Kinda hard to right a test that a value that is null-checked, when that value may never actually be returned.
For example, have a C function that reads in a file and returns you a string? The string can be checked that malloc actually succeeded, but how do you check that the file actually opened?
Every time you call fopen, you need to do a null check. Every single time. You also need to check that fclose is there to match the call, every time.
Writing a test for that, when it is generally just a call within the function you want to test, isn't really possible. It's not there in the arguments, or the return value, of the function.
How do you check for the right checks in a function expected to do something like this:
At least in my experience, possibly due to context limitations, or just architecture, SOTA LLMs aren't particularly good at iterating as they tend to loop back around to similar results with bad logic / errors
I've tried these LLM "code from test" things (and vice-versa) dozens of times over the last couple of years... they're not even close to approaching being practical.
Why? It will evolve into a slightly higher level language where the compiler is an ML model. Was it a tragedy when developers mostly didn’t have to write assembly any more?
I think it's different... I like high level languages, but this is not a programming language, this is a technique for writing tests in an existing language and leaving the implementation to the AI.
I like programming for problem solving, I don't really like writing tests, but that's personal taste, a lot of people like to just use PowerPoint and Jira and tell others what they need to implement, but these people are not software developers.
> Was it a tragedy when developers mostly didn’t have to write assembly any more?
It wasn't, but for starters compilers have always been generally deterministic.
I'm not saying that this is completely useless (I personally think code completion tools such as GitHub CoPilot are fantastic), but it is still early to compare it to a compiler.
I appreciate that your workflow is so linear.
I often write tests, then the implementation, then I realize that the tests need to be corrected, then I change the implementation, then I change the tests, then I add other tests etc... etc...
I don't really like maintaining tests, it's often a lot of code that needs to be understood and changed carefully
Really it's just validator code instead of feature code. I think this is the only realistic way forward for production level code written by AI, don't ask it to write code - ask it to pass your validation tests.

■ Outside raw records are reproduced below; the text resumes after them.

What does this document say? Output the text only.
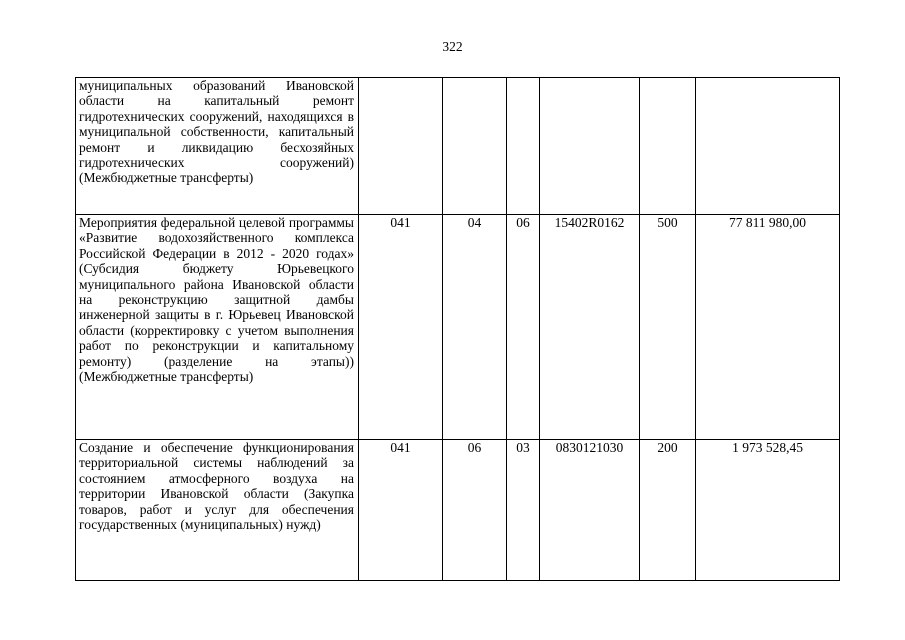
322
муниципальных образований Ивановской области на капитальный ремонт гидротехнических сооружений, находящихся в муниципальной собственности, капитальный ремонт и ликвидацию бесхозяйных гидротехнических сооружений) (Межбюджетные трансферты)						
Мероприятия федеральной целевой программы «Развитие водохозяйственного комплекса Российской Федерации в 2012 - 2020 годах» (Субсидия бюджету Юрьевецкого муниципального района Ивановской области на реконструкцию защитной дамбы инженерной защиты в г. Юрьевец Ивановской области (корректировку с учетом выполнения работ по реконструкции и капитальному ремонту) (разделение на этапы)) (Межбюджетные трансферты)	041	04	06	15402R0162	500	77 811 980,00
Создание и обеспечение функционирования территориальной системы наблюдений за состоянием атмосферного воздуха на территории Ивановской области (Закупка товаров, работ и услуг для обеспечения государственных (муниципальных) нужд)	041	06	03	0830121030	200	1 973 528,45
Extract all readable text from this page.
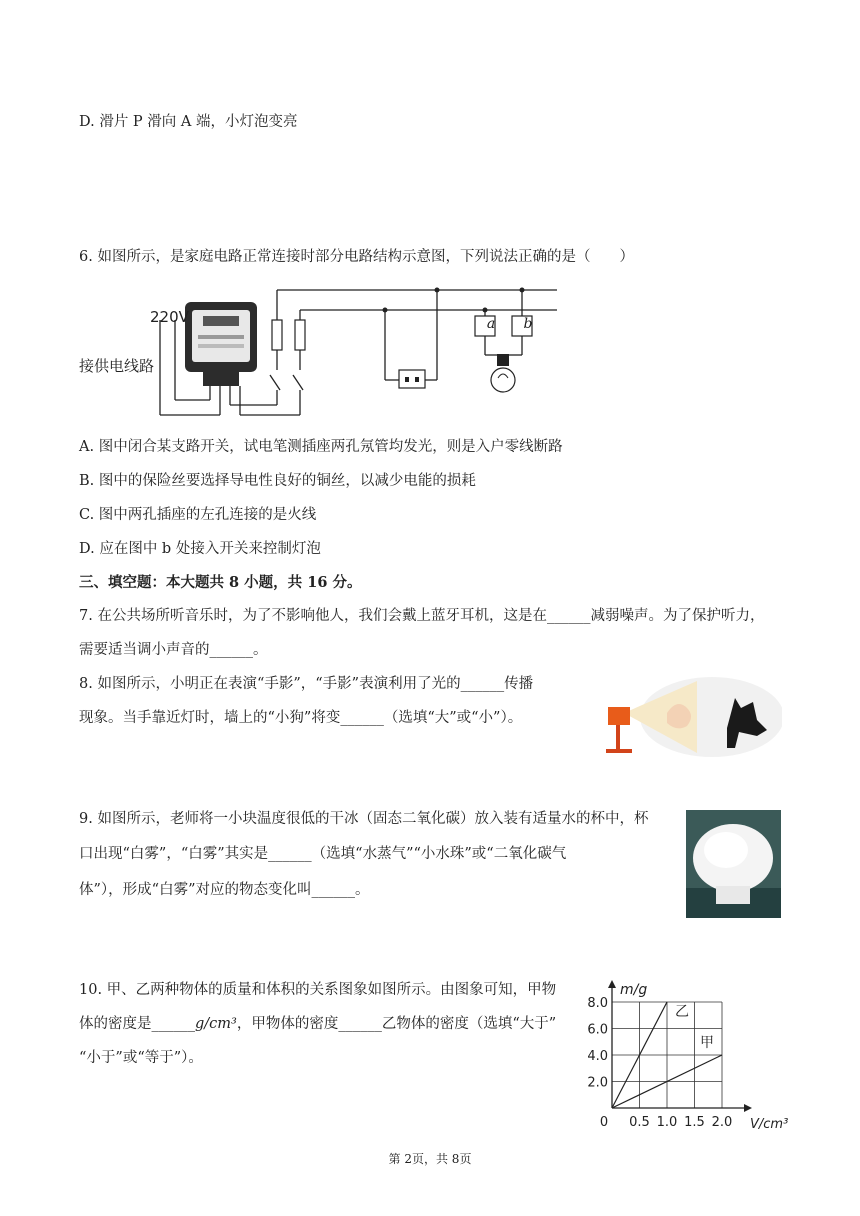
D. 滑片 P 滑向 A 端，小灯泡变亮
6. 如图所示，是家庭电路正常连接时部分电路结构示意图，下列说法正确的是（　　）
220V
接供电线路
a	b
A. 图中闭合某支路开关，试电笔测插座两孔氖管均发光，则是入户零线断路
B. 图中的保险丝要选择导电性良好的铜丝，以减少电能的损耗
C. 图中两孔插座的左孔连接的是火线
D. 应在图中 b 处接入开关来控制灯泡
三、填空题：本大题共 8 小题，共 16 分。
7. 在公共场所听音乐时，为了不影响他人，我们会戴上蓝牙耳机，这是在______减弱噪声。为了保护听力，
需要适当调小声音的______。
8. 如图所示，小明正在表演“手影”，“手影”表演利用了光的______传播
现象。当手靠近灯时，墙上的“小狗”将变______（选填“大”或“小”）。
9. 如图所示，老师将一小块温度很低的干冰（固态二氧化碳）放入装有适量水的杯中，杯
口出现“白雾”，“白雾”其实是______（选填“水蒸气”“小水珠”或“二氧化碳气
体”），形成“白雾”对应的物态变化叫______。
10. 甲、乙两种物体的质量和体积的关系图象如图所示。由图象可知，甲物
体的密度是______g/cm³，甲物体的密度______乙物体的密度（选填“大于”
“小于”或“等于”）。
0 0.5 1.0 1.5 2.0
2.0
4.0
6.0
8.0
m/g
V/cm³
乙
甲
第 2页，共 8页
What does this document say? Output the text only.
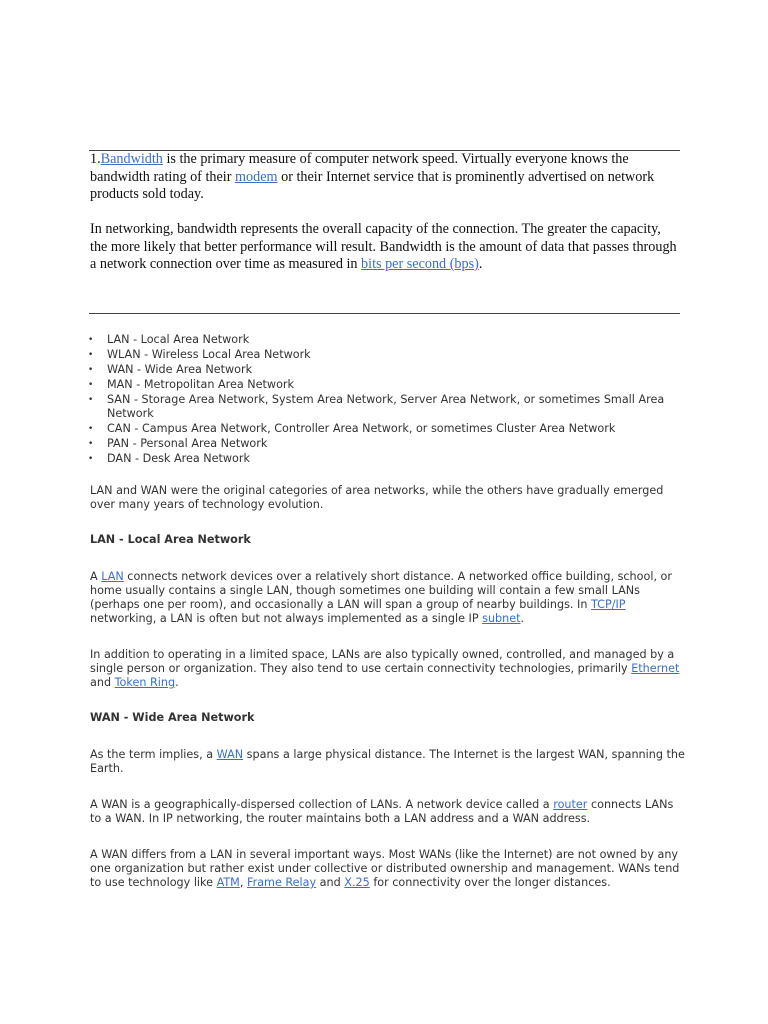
1.Bandwidth is the primary measure of computer network speed. Virtually everyone knows the bandwidth rating of their modem or their Internet service that is prominently advertised on network products sold today.

In networking, bandwidth represents the overall capacity of the connection. The greater the capacity, the more likely that better performance will result. Bandwidth is the amount of data that passes through a network connection over time as measured in bits per second (bps).

• LAN - Local Area Network
• WLAN - Wireless Local Area Network
• WAN - Wide Area Network
• MAN - Metropolitan Area Network
• SAN - Storage Area Network, System Area Network, Server Area Network, or sometimes Small Area Network
• CAN - Campus Area Network, Controller Area Network, or sometimes Cluster Area Network
• PAN - Personal Area Network
• DAN - Desk Area Network

LAN and WAN were the original categories of area networks, while the others have gradually emerged over many years of technology evolution.

LAN - Local Area Network

A LAN connects network devices over a relatively short distance. A networked office building, school, or home usually contains a single LAN, though sometimes one building will contain a few small LANs (perhaps one per room), and occasionally a LAN will span a group of nearby buildings. In TCP/IP networking, a LAN is often but not always implemented as a single IP subnet.

In addition to operating in a limited space, LANs are also typically owned, controlled, and managed by a single person or organization. They also tend to use certain connectivity technologies, primarily Ethernet and Token Ring.

WAN - Wide Area Network

As the term implies, a WAN spans a large physical distance. The Internet is the largest WAN, spanning the Earth.

A WAN is a geographically-dispersed collection of LANs. A network device called a router connects LANs to a WAN. In IP networking, the router maintains both a LAN address and a WAN address.

A WAN differs from a LAN in several important ways. Most WANs (like the Internet) are not owned by any one organization but rather exist under collective or distributed ownership and management. WANs tend to use technology like ATM, Frame Relay and X.25 for connectivity over the longer distances.
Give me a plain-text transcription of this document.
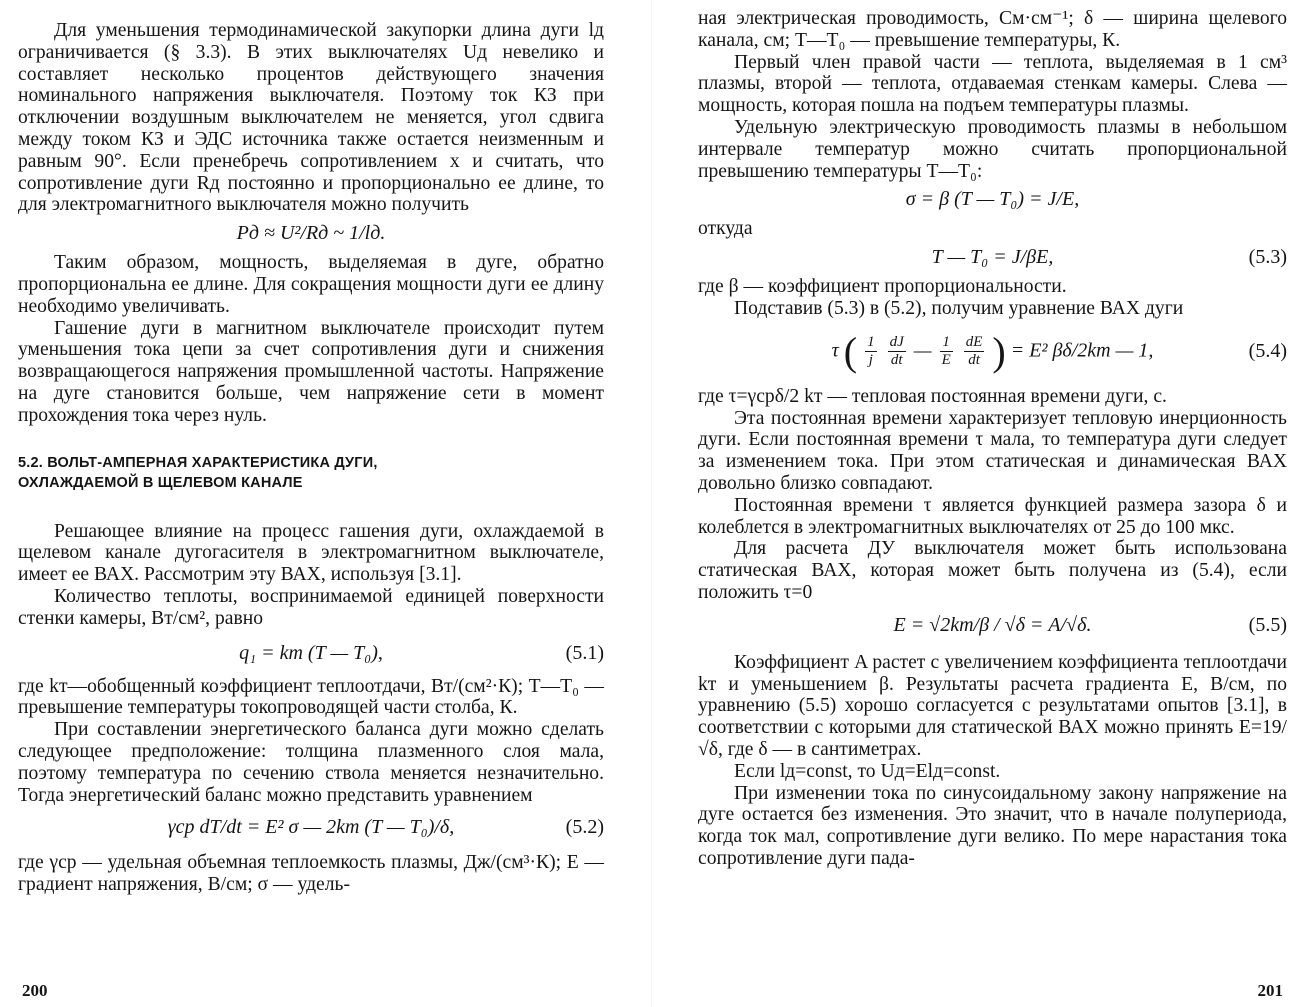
Для уменьшения термодинамической закупорки длина дуги lд ограничивается (§ 3.3). В этих выключателях Uд невелико и составляет несколько процентов действующего значения номинального напряжения выключателя. Поэтому ток КЗ при отключении воздушным выключателем не меняется, угол сдвига между током КЗ и ЭДС источника также остается неизменным и равным 90°. Если пренебречь сопротивлением x и считать, что сопротивление дуги Rд постоянно и пропорционально ее длине, то для электромагнитного выключателя можно получить

Pд ≈ U²/Rд ~ 1/lд.

Таким образом, мощность, выделяемая в дуге, обратно пропорциональна ее длине. Для сокращения мощности дуги ее длину необходимо увеличивать.

Гашение дуги в магнитном выключателе происходит путем уменьшения тока цепи за счет сопротивления дуги и снижения возвращающегося напряжения промышленной частоты. Напряжение на дуге становится больше, чем напряжение сети в момент прохождения тока через нуль.

5.2. ВОЛЬТ-АМПЕРНАЯ ХАРАКТЕРИСТИКА ДУГИ,
ОХЛАЖДАЕМОЙ В ЩЕЛЕВОМ КАНАЛЕ

Решающее влияние на процесс гашения дуги, охлаждаемой в щелевом канале дугогасителя в электромагнитном выключателе, имеет ее ВАХ. Рассмотрим эту ВАХ, используя [3.1].

Количество теплоты, воспринимаемой единицей поверхности стенки камеры, Вт/см², равно

q₁ = kт (T — T₀),	(5.1)

где kт—обобщенный коэффициент теплоотдачи, Вт/(см²·К); T—T₀ — превышение температуры токопроводящей части столба, К.

При составлении энергетического баланса дуги можно сделать следующее предположение: толщина плазменного слоя мала, поэтому температура по сечению ствола меняется незначительно. Тогда энергетический баланс можно представить уравнением

γcp dT/dt = E² σ — 2kт (T — T₀)/δ,	(5.2)

где γcp — удельная объемная теплоемкость плазмы, Дж/(см³·К); E — градиент напряжения, В/см; σ — удель-

200

ная электрическая проводимость, См·см⁻¹; δ — ширина щелевого канала, см; T—T₀ — превышение температуры, К.

Первый член правой части — теплота, выделяемая в 1 см³ плазмы, второй — теплота, отдаваемая стенкам камеры. Слева — мощность, которая пошла на подъем температуры плазмы.

Удельную электрическую проводимость плазмы в небольшом интервале температур можно считать пропорциональной превышению температуры T—T₀:

σ = β (T — T₀) = J/E,

откуда

T — T₀ = J/βE,	(5.3)

где β — коэффициент пропорциональности.

Подставив (5.3) в (5.2), получим уравнение ВАХ дуги

τ ( $\frac{1}{j}$
$\frac{dJ}{dt}$ — $\frac{1}{E}$
$\frac{dE}{dt}$ ) = E² βδ/2kт — 1,	(5.4)

где τ=γcpδ/2 kт — тепловая постоянная времени дуги, с.

Эта постоянная времени характеризует тепловую инерционность дуги. Если постоянная времени τ мала, то температура дуги следует за изменением тока. При этом статическая и динамическая ВАХ довольно близко совпадают.

Постоянная времени τ является функцией размера зазора δ и колеблется в электромагнитных выключателях от 25 до 100 мкс.

Для расчета ДУ выключателя может быть использована статическая ВАХ, которая может быть получена из (5.4), если положить τ=0

E = √2kт/β / √δ = A/√δ.	(5.5)

Коэффициент A растет с увеличением коэффициента теплоотдачи kт и уменьшением β. Результаты расчета градиента E, В/см, по уравнению (5.5) хорошо согласуется с результатами опытов [3.1], в соответствии с которыми для статической ВАХ можно принять E=19/√δ, где δ — в сантиметрах.

Если lд=const, то Uд=Elд=const.

При изменении тока по синусоидальному закону напряжение на дуге остается без изменения. Это значит, что в начале полупериода, когда ток мал, сопротивление дуги велико. По мере нарастания тока сопротивление дуги пада-

201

Essentially, everyone becomes a red team member trying to think of clever ways they can outwit the AI's code which I for one think this is going to be a lot of fun in the future - though we're still quite a way from there yet!
Arguably we write instructions: instead of writing out the problem and what the solution looks like, we describe a set of steps we go through—and if those steps are incorrect, there's nothing to compare against, because that was what we called the "specification".
Whether there's a difference there is in the eye of the beholder, but it does look like that specification languages such as TLA+/PlusCal/Squint or Alloy, or theorem proving languages like Coq (to be renamed Rocq) or Lean look a lot different from the likes of C, JavaScript or even Haskell.
Can you elaborate on why you think it won't? That might be more valuable use of everyone's time instead of the binary X will / won't happen stance comment.